Retail: Push notification according to customers’ emotional state

You may also take advantage of other inbuilt sensors that your phone has, such as the gyroscope, that is normally used for understanding which way your phone is orientated. If the client is shaking their phone while using the banking your app, probably something in the app made them upset. Maybe it is time to check if your app has become unresponsive or propose to your customer to fill in a ticket to capture the details of this poor experience.

There is also the accelerometer, that detects acceleration, vibration, and tilt. and. It is normally used to determine how fast the phone is moving in any linear direction. In Emotional AI context, it can be used to determine movement. If there is minimal abrupt movement, then probably the client is calm, having no issues using theyour banking app. This could be an indicator that now is a good opportunity to advertise your new product to a content user.

And this is with what sensors are already available in all smart phones. You can additionally exploit eye tracking, since modern smartphones are capable of accurately tracking the customers gaze point using the front-facing cameras. And you can see where the customers attention is going. And if they start rolling their eyes, well, this is not good!
 

Other use cases

Banking: Understanding which products are successful and how your competitors are doing.

You can utilise Emotional AI to evaluate new product or campaign impact or even benchmark against competitors. Social listening can help you monitor the web for references to your firm or your competitors. Most people write their opinions on the web, like on twitter, Instagram, Facebook, blogs, or forums websites. Additionally, sentiment analysis, an area of natural language processing, can help you understand your customers feelings. If they keep complaining about your call centre or credit card issue procedures, maybe it is a good idea to look into it.

Retail: Order a product using a smart speaker like Google Nest or Amazon Echo or your phone.
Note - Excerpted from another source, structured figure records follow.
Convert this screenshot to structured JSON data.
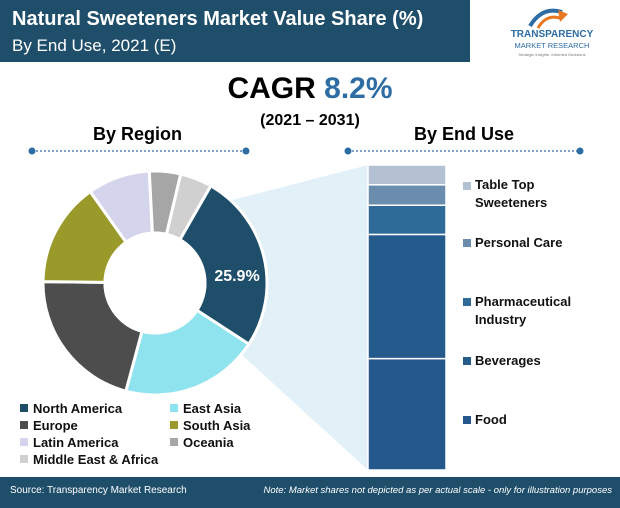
{
  "header": {
    "title": "Natural Sweeteners Market Value Share (%)",
    "subtitle": "By End Use, 2021 (E)"
  },
  "logo": {
    "name": "TRANSPARENCY",
    "name2": "MARKET RESEARCH",
    "tagline": "Strategic Insights. Informed Decisions",
    "colors": {
      "accent": "#e87722",
      "primary": "#2e6ca4"
    }
  },
  "cagr": {
    "label": "CAGR",
    "value": "8.2%",
    "years": "(2021 – 2031)"
  },
  "sections": {
    "region_title": "By Region",
    "end_use_title": "By End Use"
  },
  "footer": {
    "source": "Source: Transparency Market Research",
    "note": "Note: Market shares not depicted as per actual scale - only for illustration purposes"
  },
  "chart_data": [
    {
      "type": "pie",
      "title": "By Region",
      "donut": true,
      "highlight_label": "25.9%",
      "slices": [
        {
          "label": "North America",
          "value": 25.9,
          "color": "#1f4e6b"
        },
        {
          "label": "East Asia",
          "value": 20.0,
          "color": "#8fe3ee"
        },
        {
          "label": "Europe",
          "value": 21.0,
          "color": "#4d4d4d"
        },
        {
          "label": "South Asia",
          "value": 15.0,
          "color": "#9a9a2a"
        },
        {
          "label": "Latin America",
          "value": 9.0,
          "color": "#d4d4ec"
        },
        {
          "label": "Oceania",
          "value": 4.5,
          "color": "#a6a6a6"
        },
        {
          "label": "Middle East & Africa",
          "value": 4.6,
          "color": "#d0d0d0"
        }
      ]
    },
    {
      "type": "bar",
      "stacked": true,
      "title": "By End Use",
      "segments": [
        {
          "label": "Table Top Sweeteners",
          "value": 6.5,
          "color": "#b4c1d2"
        },
        {
          "label": "Personal Care",
          "value": 6.7,
          "color": "#6a8cad"
        },
        {
          "label": "Pharmaceutical Industry",
          "value": 9.6,
          "color": "#2f6b99"
        },
        {
          "label": "Beverages",
          "value": 40.7,
          "color": "#255a8c"
        },
        {
          "label": "Food",
          "value": 36.5,
          "color": "#24578a"
        }
      ],
      "ylim": [
        0,
        100
      ]
    }
  ]
}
Customer’s voice also conveys micro messages that Emotional AI can use to customise the interaction. For example, Emotional AI can inform the customer’s device not to ask the same question twice (like, “Which card would you like to pay with?” if the customer sounds angry or it can offer marketing material (like “Those shoes would be a good match to that shirt you just bought”) to those customers that sound content. Or you can use the Emotional AI to predict that the interaction is failing and forward to a human agent, before the customer unsuccessfully terminates the interaction.

Insurance: Flag suspected fraud.

The Association of British Insurers states that detected fraud costs over £1 billion each year. Fraud detection is not easy, but maybe you can use the extra hidden information that the customer provides when they make a claim online. For example, if they use a phone you could use the accelerometer and the gyroscope to check for any fidgeting, that could be an indication of the customer feeling uncomfortable. Wearable sensors via smart watches can even provide more information, such as the heart rate or skin conductance (that is how much you sweat).

Banking: Advertisement reaction via facial recognition.

Facial emotion recognition in phone apps is already possible – phone cameras provide good quality images that sophisticated programs can analyse on the phone. How can you use this technology in banking, for example? Let’s say that you have a customer that already has their cards with you, and you would like to advertise other products, like your insurance or your mortgages. You can present them an ad and understand from their face, specifically from their micro expressions, where they stand, even subconsciously. Would they be open to a new mortgage with your bank or the find the idea intimidating?